DES MEUBLES ATTRACTIFS ET UNE OFFRE DIVERSIFIÉE
L’une des pistes pour booster la revente peut aussi être de diversifier les produits proposés. Ainsi, Serge Comtesse, dans ses salons, référence désormais les stylers de la marque GHD. Bon choix, à une époque où les femmes aiment travailler leurs cheveux elles-mêmes. « Paradoxe en période de crise, cela a fait un tabac ! Et on en a vendu dans nos 3 enseignes : Serge Comtesse Prestige, Serge Comtesse, et aussi Self Coiff, même si c’était dans une moindre proportion », s’exclame-t-il. Même choix dans les salons « Bruno Melgani », qui ont enregistré une progression de 20 % en matière de revente l’an dernier. Yannick Kraemer conseille pour sa part de proposer au moins deux marques complémentaires à la revente : ainsi, lui vend Kérastase et sa propre ligne « Kraemer signes de beauté », positionnée « nature ». Pour Yann Lenoir, « c’est important d’avoir constamment des nouveautés à présenter, pour ”rebondir” sur les problèmes de cuir chevelu de la cliente. Mais attention, aussi, à l’overdose : on n’est pas non plus obligé de référencer tout ce que les marques proposent, cela peut être redondant, et les collaborateurs ne s’y retrouvent plus. » A propos de s’y retrouver » : attention également à l’agencement. « D’après mes amis, la façon dont les meubles sont disposés donne envie d’acheter ! note Serge Chamoy. J’ai placé un meuble de présentation en demi-cercle ; de plus, quand la cliente vient de l’accueil pour se rendre dans l’espace ”soin”, ou l’inverse, elle passe devant un présentoir… » Au « Salon en particulier », tout un mur est également dédié à la revente.
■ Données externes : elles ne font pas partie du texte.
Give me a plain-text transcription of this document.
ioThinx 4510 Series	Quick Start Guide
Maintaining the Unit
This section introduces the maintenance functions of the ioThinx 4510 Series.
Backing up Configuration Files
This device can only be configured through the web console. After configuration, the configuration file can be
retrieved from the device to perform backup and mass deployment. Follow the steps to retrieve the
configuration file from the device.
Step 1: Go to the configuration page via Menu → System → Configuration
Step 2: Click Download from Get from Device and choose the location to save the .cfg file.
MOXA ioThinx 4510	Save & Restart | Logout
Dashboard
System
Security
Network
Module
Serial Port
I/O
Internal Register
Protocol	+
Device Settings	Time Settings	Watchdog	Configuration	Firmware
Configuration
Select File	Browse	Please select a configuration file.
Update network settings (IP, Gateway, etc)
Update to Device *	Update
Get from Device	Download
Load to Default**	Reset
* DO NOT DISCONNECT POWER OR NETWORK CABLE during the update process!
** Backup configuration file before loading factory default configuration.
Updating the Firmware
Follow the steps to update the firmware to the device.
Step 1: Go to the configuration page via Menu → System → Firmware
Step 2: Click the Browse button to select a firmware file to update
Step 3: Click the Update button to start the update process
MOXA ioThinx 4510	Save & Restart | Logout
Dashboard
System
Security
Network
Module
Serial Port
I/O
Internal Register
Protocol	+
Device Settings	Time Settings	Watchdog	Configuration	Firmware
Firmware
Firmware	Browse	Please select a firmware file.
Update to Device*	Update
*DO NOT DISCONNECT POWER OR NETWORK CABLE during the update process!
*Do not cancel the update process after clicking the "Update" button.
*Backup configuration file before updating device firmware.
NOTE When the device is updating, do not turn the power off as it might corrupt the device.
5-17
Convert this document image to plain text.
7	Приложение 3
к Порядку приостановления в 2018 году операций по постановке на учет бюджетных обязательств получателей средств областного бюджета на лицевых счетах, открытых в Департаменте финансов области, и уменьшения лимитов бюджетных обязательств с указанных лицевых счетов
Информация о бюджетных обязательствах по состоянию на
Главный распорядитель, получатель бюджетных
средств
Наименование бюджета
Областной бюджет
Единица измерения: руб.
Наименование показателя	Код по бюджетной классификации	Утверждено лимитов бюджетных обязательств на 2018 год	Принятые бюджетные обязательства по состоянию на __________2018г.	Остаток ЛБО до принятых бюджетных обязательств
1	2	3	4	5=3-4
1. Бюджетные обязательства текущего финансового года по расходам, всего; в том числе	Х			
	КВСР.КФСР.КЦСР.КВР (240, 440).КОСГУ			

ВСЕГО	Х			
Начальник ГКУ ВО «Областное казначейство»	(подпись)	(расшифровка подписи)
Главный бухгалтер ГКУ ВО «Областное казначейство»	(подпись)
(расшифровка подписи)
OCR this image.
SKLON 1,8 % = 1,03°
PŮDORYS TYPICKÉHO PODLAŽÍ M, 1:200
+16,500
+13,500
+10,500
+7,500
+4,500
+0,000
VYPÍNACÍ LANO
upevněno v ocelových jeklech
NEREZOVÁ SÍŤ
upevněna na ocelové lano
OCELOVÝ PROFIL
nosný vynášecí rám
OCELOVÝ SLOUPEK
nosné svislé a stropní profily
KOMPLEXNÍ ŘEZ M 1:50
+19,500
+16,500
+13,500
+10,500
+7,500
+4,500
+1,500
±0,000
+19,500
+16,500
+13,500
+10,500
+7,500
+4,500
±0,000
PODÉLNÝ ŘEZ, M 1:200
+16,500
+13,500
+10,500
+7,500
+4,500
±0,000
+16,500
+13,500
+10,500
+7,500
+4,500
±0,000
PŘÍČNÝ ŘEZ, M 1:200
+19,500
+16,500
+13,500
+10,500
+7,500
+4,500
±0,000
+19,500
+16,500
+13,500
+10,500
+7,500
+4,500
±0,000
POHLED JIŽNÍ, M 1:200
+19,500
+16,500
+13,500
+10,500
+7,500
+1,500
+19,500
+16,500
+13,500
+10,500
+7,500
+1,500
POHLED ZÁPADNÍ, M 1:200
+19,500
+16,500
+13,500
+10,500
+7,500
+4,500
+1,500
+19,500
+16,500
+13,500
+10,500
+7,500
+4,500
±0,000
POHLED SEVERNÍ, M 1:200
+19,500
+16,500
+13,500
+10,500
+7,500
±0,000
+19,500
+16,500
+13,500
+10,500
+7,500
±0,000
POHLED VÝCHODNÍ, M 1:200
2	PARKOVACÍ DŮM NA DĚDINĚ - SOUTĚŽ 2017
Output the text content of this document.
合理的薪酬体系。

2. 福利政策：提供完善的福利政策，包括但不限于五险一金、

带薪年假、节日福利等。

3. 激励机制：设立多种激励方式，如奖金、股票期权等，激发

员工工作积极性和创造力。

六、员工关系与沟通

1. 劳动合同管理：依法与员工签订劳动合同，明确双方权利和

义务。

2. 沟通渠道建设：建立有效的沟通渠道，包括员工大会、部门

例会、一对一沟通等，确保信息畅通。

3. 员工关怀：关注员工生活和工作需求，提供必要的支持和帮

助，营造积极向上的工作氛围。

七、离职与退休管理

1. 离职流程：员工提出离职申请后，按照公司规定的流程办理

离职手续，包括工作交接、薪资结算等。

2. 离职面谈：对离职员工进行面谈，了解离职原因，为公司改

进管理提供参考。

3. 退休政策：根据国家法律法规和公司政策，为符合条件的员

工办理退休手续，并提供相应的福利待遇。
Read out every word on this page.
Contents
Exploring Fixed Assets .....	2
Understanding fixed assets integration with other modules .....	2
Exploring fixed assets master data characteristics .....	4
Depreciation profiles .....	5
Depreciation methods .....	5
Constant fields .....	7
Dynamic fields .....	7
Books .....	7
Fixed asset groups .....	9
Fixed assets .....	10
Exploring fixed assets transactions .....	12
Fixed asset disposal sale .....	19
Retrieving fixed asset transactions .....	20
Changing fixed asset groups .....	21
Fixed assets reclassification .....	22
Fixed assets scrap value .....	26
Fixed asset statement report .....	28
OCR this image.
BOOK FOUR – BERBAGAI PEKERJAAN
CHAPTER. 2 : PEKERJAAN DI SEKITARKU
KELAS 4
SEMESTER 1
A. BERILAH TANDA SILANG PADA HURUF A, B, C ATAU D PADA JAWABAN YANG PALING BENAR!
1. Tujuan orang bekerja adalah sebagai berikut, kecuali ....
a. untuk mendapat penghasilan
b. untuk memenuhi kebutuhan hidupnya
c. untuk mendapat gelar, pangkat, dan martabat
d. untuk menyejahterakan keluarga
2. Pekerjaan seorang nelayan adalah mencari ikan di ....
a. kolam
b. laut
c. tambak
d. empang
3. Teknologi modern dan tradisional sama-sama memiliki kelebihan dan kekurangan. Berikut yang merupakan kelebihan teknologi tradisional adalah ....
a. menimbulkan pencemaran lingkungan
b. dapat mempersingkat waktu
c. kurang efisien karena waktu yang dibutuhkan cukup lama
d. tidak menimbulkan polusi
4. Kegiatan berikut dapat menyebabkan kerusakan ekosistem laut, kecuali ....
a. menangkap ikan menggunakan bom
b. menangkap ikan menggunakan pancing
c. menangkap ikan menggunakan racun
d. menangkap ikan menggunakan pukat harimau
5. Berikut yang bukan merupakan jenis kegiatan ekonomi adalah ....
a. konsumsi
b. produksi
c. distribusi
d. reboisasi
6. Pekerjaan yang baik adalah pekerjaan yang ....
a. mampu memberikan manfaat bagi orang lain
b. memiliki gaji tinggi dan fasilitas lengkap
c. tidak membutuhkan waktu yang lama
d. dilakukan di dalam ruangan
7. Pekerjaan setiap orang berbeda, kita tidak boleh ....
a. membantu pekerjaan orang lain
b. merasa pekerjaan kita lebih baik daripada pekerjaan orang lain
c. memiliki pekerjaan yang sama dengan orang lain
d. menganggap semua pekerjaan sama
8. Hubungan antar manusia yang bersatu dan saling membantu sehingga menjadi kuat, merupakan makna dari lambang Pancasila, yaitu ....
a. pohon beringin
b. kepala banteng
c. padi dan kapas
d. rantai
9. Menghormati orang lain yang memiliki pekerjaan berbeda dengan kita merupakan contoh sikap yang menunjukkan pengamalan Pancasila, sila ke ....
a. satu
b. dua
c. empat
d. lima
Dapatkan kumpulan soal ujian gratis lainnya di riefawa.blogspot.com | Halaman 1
Dans l’enseigne « Bruno Melgani », Bruno Glémain a pour sa part choisi de jouer une stratégie de produit, et non de marque : « J’ai acheté des meubles de revente ”neutres”, non liés à un fournisseur, pour mettre en avant les shampooings et les soins, et pas une marque. » La clé de la réussite étant aussi d’être convaincu que la revente fait partie intégrante de la profession : « Arrêtons de nous mettre dans le portefeuille des clientes, et faisons notre métier » s’exclame Yann Lenoir.
Catherine Sajno
QUELQUES CHIFFRES
• revente en salon : 5 % du chiffre d’affaires en moyenne
• seulement 1 % des shampooings vendus en France… le sont chez les coiffeurs ! (80 % dans le « mass market » et 3 % en pharmacie).
Source : L’Oréal Professionnel
• Évolution de la revente en volume (entre 2009 et 2008) : -6,5 %
• évolution de la revente en valeur (entre 2009 et 2008) : -6,9 %
Source : panel Score de la Fédération nationale de la coiffure
L’HUMAIN AU CŒUR DU SUJET
Les « multi-salons » l’ont tous constaté, les différences entre affaires sont notables : ainsi, le résultat peut varier de 19 % à 3 % dans les salons de Yannick Kraemer, et de 17,4 % à 2,7 % dans les 11 « Bruno Melgani ». Pour les responsables de ces franchises, pas de doute : « C’est le facteur humain qui fait la différence ! » Plus précisément, pour Yannick Kraemer et Bruno Glémain, « beaucoup de choses sont liées à la personnalité du manager : s’il est bon vendeur, il exerce un effet d’entraînement sur le reste de l’équipe ». « Mon rôle est ensuite d’agir comme un facilitateur, poursuit Bruno Glémain : produits bien présentés, prix affichés… » L’exemple vient d’en haut.